You've gotta love the total non-informational value of that last sentence. My skin can withstand attacks. The door to my guest bathroom can withstand attacks. Neither can repel mortar or RPG attacks, but there are still numerous attacks to which they will remain impervious. Like: attacks by ghosts; rubber-band guns; Rick Moranis' kids in Honey, I Shrunk the Kids; Attack of the Clones; Rush 'n' Attack and Massive Attack. (Brah, they're overrated. Not a five-tool threat like Sublime.) Although you have to give credit for crafting the sentence in such a way as to indicate that the steel doors serve a purpose without actually being on the hook for any specifics about that purpose whatsoever.

Still, seriously, this Gaddafi guy is waaaaaay out there. Why would you build an underground fortification against attack and then include some means of repairing people possibly wounded in the defense against said attack? Who would fucking do that? I have no idea. BRB, I'ma go watch another Youtube video of that movie about that Hitler guy living with dozens of generals, friends, aides and their family underground and complaining about Justin Bieber, losing his ESPN Fantasy Baseball league, the discontinuing of Surge/Mountain Dew Code Red/Crystal Pepsi, or the ending of LOST.
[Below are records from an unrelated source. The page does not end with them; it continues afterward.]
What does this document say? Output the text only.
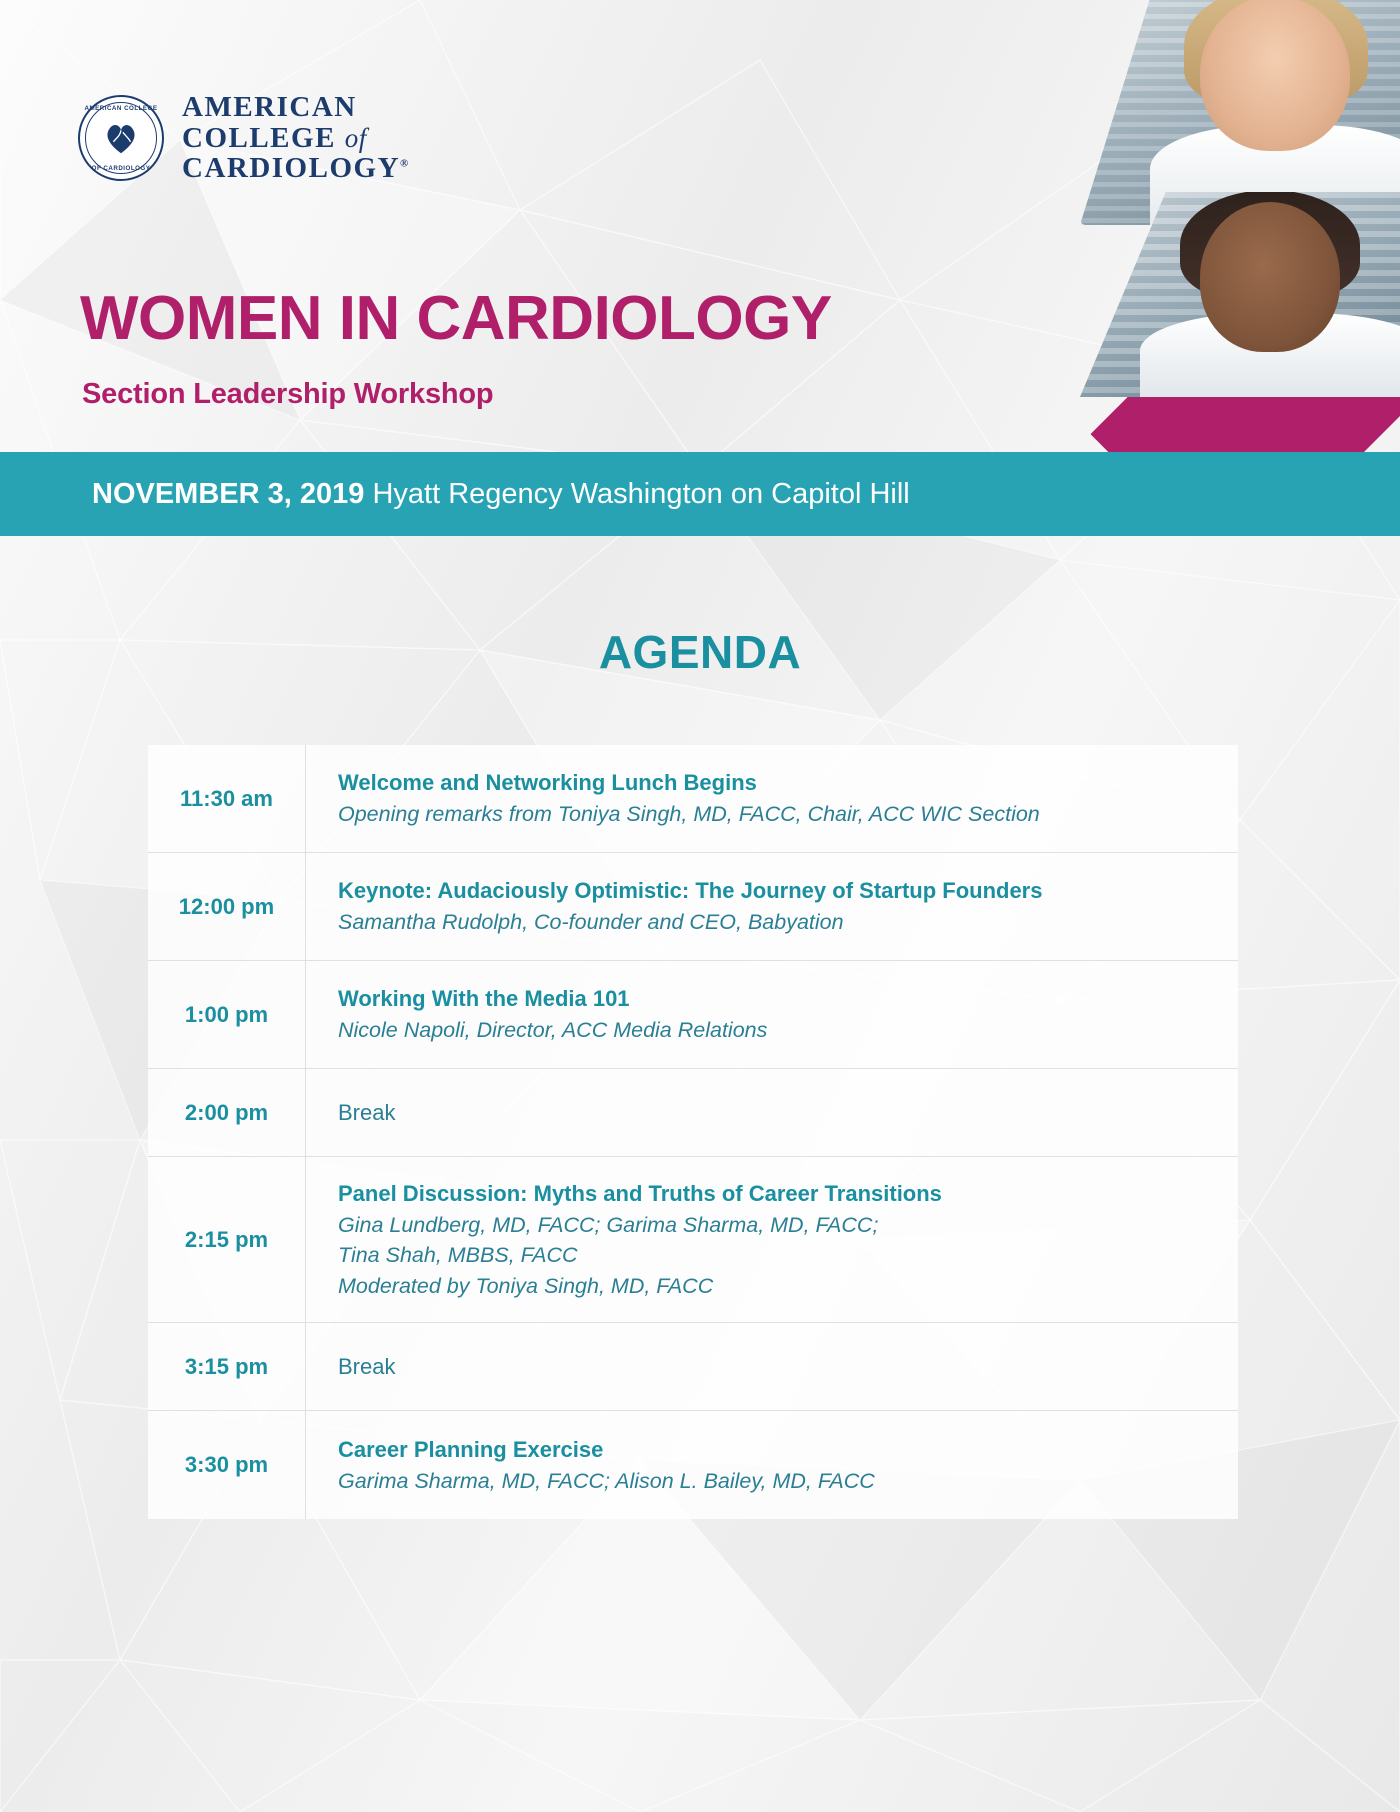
AMERICAN COLLEGE
OF CARDIOLOGY
AMERICAN
COLLEGE of
CARDIOLOGY®
WOMEN IN CARDIOLOGY
Section Leadership Workshop
NOVEMBER 3, 2019 Hyatt Regency Washington on Capitol Hill
AGENDA
11:30 am
Welcome and Networking Lunch Begins
Opening remarks from Toniya Singh, MD, FACC, Chair, ACC WIC Section
12:00 pm
Keynote: Audaciously Optimistic: The Journey of Startup Founders
Samantha Rudolph, Co-founder and CEO, Babyation
1:00 pm
Working With the Media 101
Nicole Napoli, Director, ACC Media Relations
2:00 pm	Break
2:15 pm
Panel Discussion: Myths and Truths of Career Transitions
Gina Lundberg, MD, FACC; Garima Sharma, MD, FACC;
Tina Shah, MBBS, FACC
Moderated by Toniya Singh, MD, FACC
3:15 pm	Break
3:30 pm
Career Planning Exercise
Garima Sharma, MD, FACC; Alison L. Bailey, MD, FACC
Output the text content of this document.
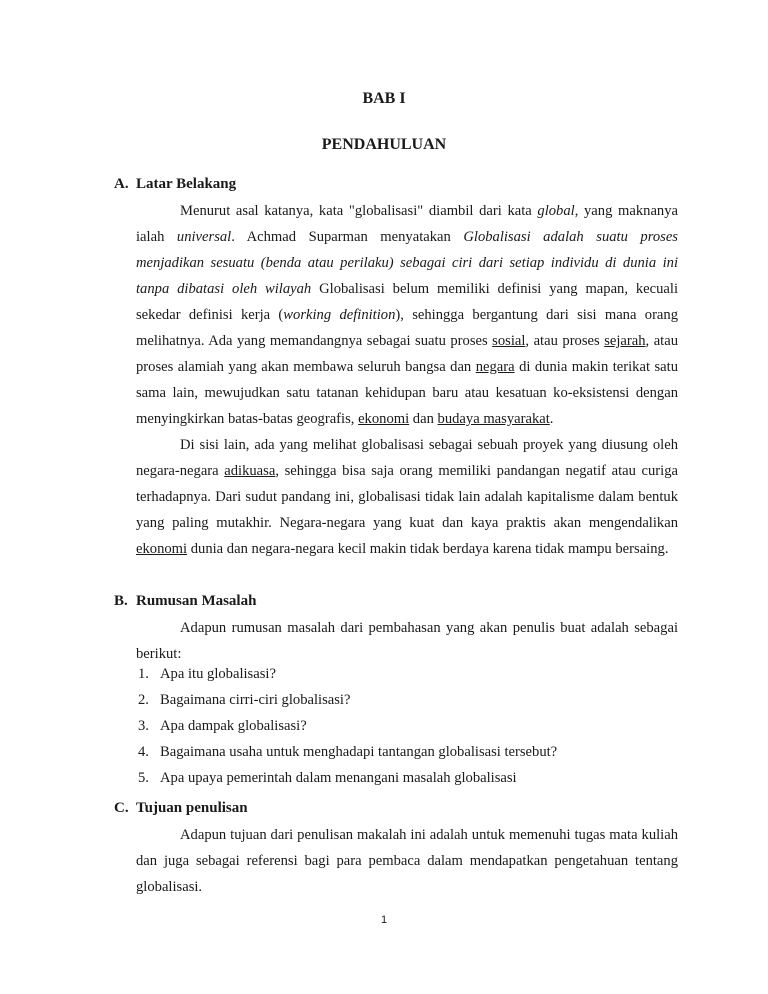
BAB I
PENDAHULUAN
A. Latar Belakang
Menurut asal katanya, kata "globalisasi" diambil dari kata global, yang maknanya ialah universal. Achmad Suparman menyatakan Globalisasi adalah suatu proses menjadikan sesuatu (benda atau perilaku) sebagai ciri dari setiap individu di dunia ini tanpa dibatasi oleh wilayah Globalisasi belum memiliki definisi yang mapan, kecuali sekedar definisi kerja (working definition), sehingga bergantung dari sisi mana orang melihatnya. Ada yang memandangnya sebagai suatu proses sosial, atau proses sejarah, atau proses alamiah yang akan membawa seluruh bangsa dan negara di dunia makin terikat satu sama lain, mewujudkan satu tatanan kehidupan baru atau kesatuan ko-eksistensi dengan menyingkirkan batas-batas geografis, ekonomi dan budaya masyarakat.
Di sisi lain, ada yang melihat globalisasi sebagai sebuah proyek yang diusung oleh negara-negara adikuasa, sehingga bisa saja orang memiliki pandangan negatif atau curiga terhadapnya. Dari sudut pandang ini, globalisasi tidak lain adalah kapitalisme dalam bentuk yang paling mutakhir. Negara-negara yang kuat dan kaya praktis akan mengendalikan ekonomi dunia dan negara-negara kecil makin tidak berdaya karena tidak mampu bersaing.
B. Rumusan Masalah
Adapun rumusan masalah dari pembahasan yang akan penulis buat adalah sebagai berikut:
1. Apa itu globalisasi?
2. Bagaimana cirri-ciri globalisasi?
3. Apa dampak globalisasi?
4. Bagaimana usaha untuk menghadapi tantangan globalisasi tersebut?
5. Apa upaya pemerintah dalam menangani masalah globalisasi
C. Tujuan penulisan
Adapun tujuan dari penulisan makalah ini adalah untuk memenuhi tugas mata kuliah dan juga sebagai referensi bagi para pembaca dalam mendapatkan pengetahuan tentang globalisasi.
1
(To neighborhood doctor Asraf al-Jaderi) Why do you think they had this fixation with burying things underneath the ground?
I don't know, Lourdes. It can't be because the United States did this shit to Libya in 1986, or dropped over 88,000 tons of bombs on Iraq in 1991 or did all this to it by March, 2003, or keeps treating Afghanistan like a combination video game and family trip to the remote-control airfield — or the fact that NATO is currently dropping tens of thousands of tons of the world's most advanced laser-guided bombs on Libya in an eminently foreseeable campaign. No goddamn clue, Lourdes.

Let's go down to the market and ask one of the locals. Maybe they'll have fresh dates.